As previously mentioned, Apple has enormous brand value – the largest in the world, in fact.
This success is built upon several factors, such as the company's perceived value when compared to competitors, but the critical ingredient is Apple's "think different" mantra. The exclusivity of their product launches is more akin to a luxury brand, for instance, while users develop an emotional attachment to the brand that is almost unprecedented; this has resulted in a consumer environment where people are not buying Apple products because they are the best on the market – they are buying them simply because they are Apple.
For much of the 1970s and 1980s, Apple's primary competitor was, of course, Microsoft, with the rivalry very much driven by the personalities of Jobs and Microsoft founder Bill Gates. Despite what CIO refers to as "hot and cold periods" in their willingness to collaborate, Apple's modern-day approach to its competition is more definitive: it's open for business – or at least when it comes to technology.
In terms of consumer goods, Apple famously dethroned the hitherto undisputed king of mobile phones, Nokia, with the advent of the iPhone in 2007, although it now appears to be losing ground to its main competitors, Samsung and, increasingly Huawei.
On the services front, things aren't so cosy, either; Apple, as with all established firms, faces new and different challenges, such as from the music streaming app, Spotify (although, at the time of writing, Apple is seemingly giving way to Spotify's demands to be accessed through the Siri voice technology, despite previously refusing to do so).
As an enterprise that is almost entirely reliant upon the technical and artistic vision of its employees, Apple has sought to create an environment that, in line with its mission and vision statements, is all about innovation; as Jobs himself once remarked, the company doesn't hire people to tell them what to do, but rather "hire(s) smart people, so they can tell us what to do".
Cook is clearly attuned to this mantra, preferring to manage the experts rather than instruct them, but all employees must buy into the organisational culture of the company. Secrecy is one such characteristic, with the company seeking to maintain its competitive edge by protecting its intellectual properties.
Ultimately, Apple's growth and success are attributable to two things: vision and branding. From the Apple II computer in the 1970s to the iPod and the iPhone in the early 2000s, the company has been able to identify where the next significant technological shift is going to occur - and then capitalise on it. In Apple's case, this can be credited to the company's leadership – particularly under Steve Jobs and Steve Wozniak.
Apple also represents a masterclass in branding. It can be (and regularly is) argued whether or not the iPhone is the best in class from a functional and technological perspective, but the bottom line is that it doesn't matter: Apple has cultivated an almost fanatically loyal consumer base through the power of its brand, which is a lesson in itself for entrepreneurs who doubt the importance of a brand strategy.

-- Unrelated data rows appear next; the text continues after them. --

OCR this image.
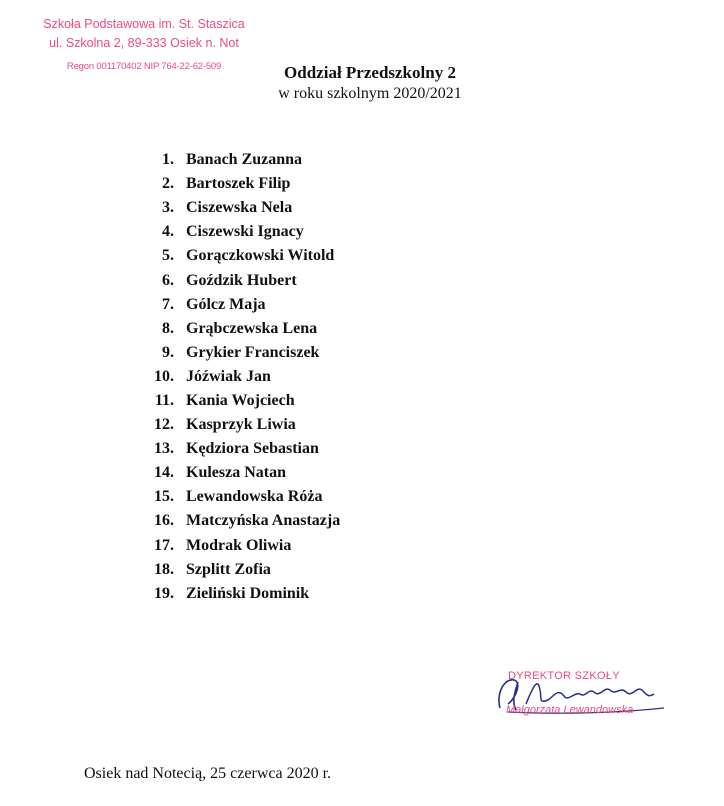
Szkoła Podstawowa im. St. Staszica
ul. Szkolna 2, 89-333 Osiek n. Not
Regon 001170402 NIP 764-22-62-509	Oddział Przedszkolny 2
w roku szkolnym 2020/2021
1. Banach Zuzanna
2. Bartoszek Filip
3. Ciszewska Nela
4. Ciszewski Ignacy
5. Gorączkowski Witold
6. Goździk Hubert
7. Gólcz Maja
8. Grąbczewska Lena
9. Grykier Franciszek
10. Jóźwiak Jan
11. Kania Wojciech
12. Kasprzyk Liwia
13. Kędziora Sebastian
14. Kulesza Natan
15. Lewandowska Róża
16. Matczyńska Anastazja
17. Modrak Oliwia
18. Szplitt Zofia
19. Zieliński Dominik
DYREKTOR SZKOŁY
Małgorzata Lewandowska
Osiek nad Notecią, 25 czerwca 2020 r.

- Find the Right Investor – Not only did Mike Markkula have the funding, but he had a technical background, enabling trust and understanding between himself, Wozniak and Jobs. Find a funding source that aligns with your goals in the long term.
- "Own" the Consumer – Don't just sell a product; sell around it, too, whether it's accessories, subscriptions or software.
- Create a Brand Strategy – Good branding and a loyal customer base are invaluable assets.
- Build Strong Relationships – If your product requires B2B interactions, ensure that you are building strong and robust relationships with your partners.
- Understand Your Business – Whether you are driving its vision or enabling others with the requisite abilities to do so, know what is best for the business – not for you.